Africa has long been regarded as the cradle of humankind, but scientists seeking a more specific location have narrowed in on northern Botswana as the "homeland" for all modern humans, according to a new study.
There, south of the Greater Zambezi River Basin, which includes northern Botswana and parts of Namibia and Zimbabwe, the ancestors of Homo sapiens began 200,000 years ago, the researchers said.
Their new study, published Monday in the journal , suggests that the ancestors of modern humans thrived for 70,000 years in this region before climate change led them to migrate out of Africa and eventually span the globe.
Previously, some fossil evidence has suggested that modern humans originated in eastern Africa. DNA evidence has pointed to southern Africa, where Botswana is located.
"It has been clear for some time that anatomically modern humans appeared in Africa roughly 200,000 years ago. What has been long debated is the exact location of this emergence and subsequent dispersal of our earliest ancestors," said Vanessa Hayes, lead study author at the Garvan Institute of Medical Research and the University of Sydney. "We've been able to pinpoint what we believe is our human homeland."

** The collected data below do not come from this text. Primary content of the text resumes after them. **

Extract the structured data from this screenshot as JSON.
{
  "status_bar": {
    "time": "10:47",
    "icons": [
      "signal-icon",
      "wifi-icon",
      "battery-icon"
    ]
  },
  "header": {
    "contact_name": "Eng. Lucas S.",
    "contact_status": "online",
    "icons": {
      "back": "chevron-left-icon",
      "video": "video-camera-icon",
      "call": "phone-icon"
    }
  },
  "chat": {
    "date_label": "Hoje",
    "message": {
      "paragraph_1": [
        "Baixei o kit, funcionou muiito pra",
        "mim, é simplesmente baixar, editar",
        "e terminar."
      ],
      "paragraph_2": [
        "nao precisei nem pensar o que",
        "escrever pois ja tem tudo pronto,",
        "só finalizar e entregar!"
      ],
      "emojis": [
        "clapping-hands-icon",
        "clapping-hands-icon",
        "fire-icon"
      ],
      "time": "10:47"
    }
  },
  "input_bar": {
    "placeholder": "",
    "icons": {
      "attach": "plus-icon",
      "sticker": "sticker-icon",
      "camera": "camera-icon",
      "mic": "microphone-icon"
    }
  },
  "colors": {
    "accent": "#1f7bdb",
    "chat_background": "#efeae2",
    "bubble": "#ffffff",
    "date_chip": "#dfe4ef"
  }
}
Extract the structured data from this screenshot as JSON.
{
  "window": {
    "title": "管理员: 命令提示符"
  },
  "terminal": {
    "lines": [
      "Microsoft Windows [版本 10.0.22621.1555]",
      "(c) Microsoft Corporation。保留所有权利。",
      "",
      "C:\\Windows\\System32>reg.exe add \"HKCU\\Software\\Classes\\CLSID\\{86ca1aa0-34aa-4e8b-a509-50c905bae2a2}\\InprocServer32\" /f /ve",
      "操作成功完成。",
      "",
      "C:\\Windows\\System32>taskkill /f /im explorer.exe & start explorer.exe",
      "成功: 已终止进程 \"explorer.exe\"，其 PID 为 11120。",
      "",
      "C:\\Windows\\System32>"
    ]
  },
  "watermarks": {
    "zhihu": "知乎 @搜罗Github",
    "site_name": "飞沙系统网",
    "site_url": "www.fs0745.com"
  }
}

To find their time capsule of the first 100,000 years of modern humans, the researchers used DNA to piece together the past.
They worked with local communities in Namibia and South Africa to collect blood samples.
"Mitochondrial DNA acts like a time capsule of our ancestral mothers, accumulating changes slowly over generations," Hayes said. "Comparing the complete DNA code, or mitogenome, from different individuals provides information on how closely they are related."
This provided a catalogue of more than 1,000 mitogenomes including the L0 lineage, the earliest known modern human populations. The samples also helped the researchers to find rare and new sub-branches of this lineage.
"We merged 198 new, rare mitogenomes to the current database of modern human's earliest known population, the L0 lineage. This allowed us to refine the evolutionary tree of our earliest ancestral branches better than ever before," said Eva Chan, study author and phylogenetic analysis lead from the Garvan Institute of Medical Research.
Once they established the L0 timeline, they were able to align it with sub-lineages and subsequently, the culture, geography and language of those branches. This acted like a map, creating a single region as an origin point: the Makgadikgadi-Okavango palaeo-wetland in southern Africa.
The researchers then studied the region itself, analyzing the fossil and geologic record. They discovered that it once held the largest lake system in Africa, twice the area of Lake Victoria. About 200,000 years ago, that massive lake system began to break apart.
"Prior to modern human emergence, the lake had begun to drain due to shifts in underlying tectonic plates," said Andy Moore, study co-author and geologist from Rhodes University. "This would have created a vast wetland, which is known to be one of the most productive ecosystems for sustaining life."
The wetlands created a stable environment, providing everything ancient humans needed to survive. This environment was sustainable for 70,000 years before things began to change again, according to the study.
"We observed significant genetic divergence in the modern humans' earliest maternal sub-lineages that indicates our ancestors migrated out of the homeland between 130,000 and 110,000 years ago," Hayes said. "The first migrants ventured northeast, followed by a second wave of migrants who traveled southwest. A third population remained in the homeland until today. In contrast to the northeasterly migrants, the southwesterly explorers appear to flourish, experiencing steady population growth."
To the southwest, our ancestors had to adapt to foraging and using resources found in a marine environment, and it appears they did so successfully, Hayes said. The researchers also found archaeological evidence originating in the southernmost point of Africa to support their findings.
The researchers also investigated the way the climate changed and what role it played in motivating early humans to migrate. They were able to simulate and model how Southern Africa's climate changed over the past 250,000 years.
"Our simulations suggest that the slow wobble of Earth's axis changes summer solar radiation in the Southern Hemisphere, leading to periodic shifts in rainfall across southern Africa," said Axel Timmermann, study co-author and director of the IBS Center for Climate Physics at Pusan National University. "These shifts in climate would have opened green, vegetated corridors, first 130,000 years ago to the northeast, and then around 110,000 years ago to the southwest, allowing our earliest ancestors to migrate away from the homeland for the first time."
Humidity levels increased, causing these green, lush pathways to lead away from where modern humans began. These early migrations would pave the way for modern humans to disperse from Africa and eventually settle around the world.
Now, the region once filled with wetlands is a desert. But the blood of the people who still live there tells an ancient story.
"These first migrants left behind a homeland population," Hayes said. "Eventually adapting to the drying lands, maternal descendants of the homeland population can be found in the greater Kalahari region today."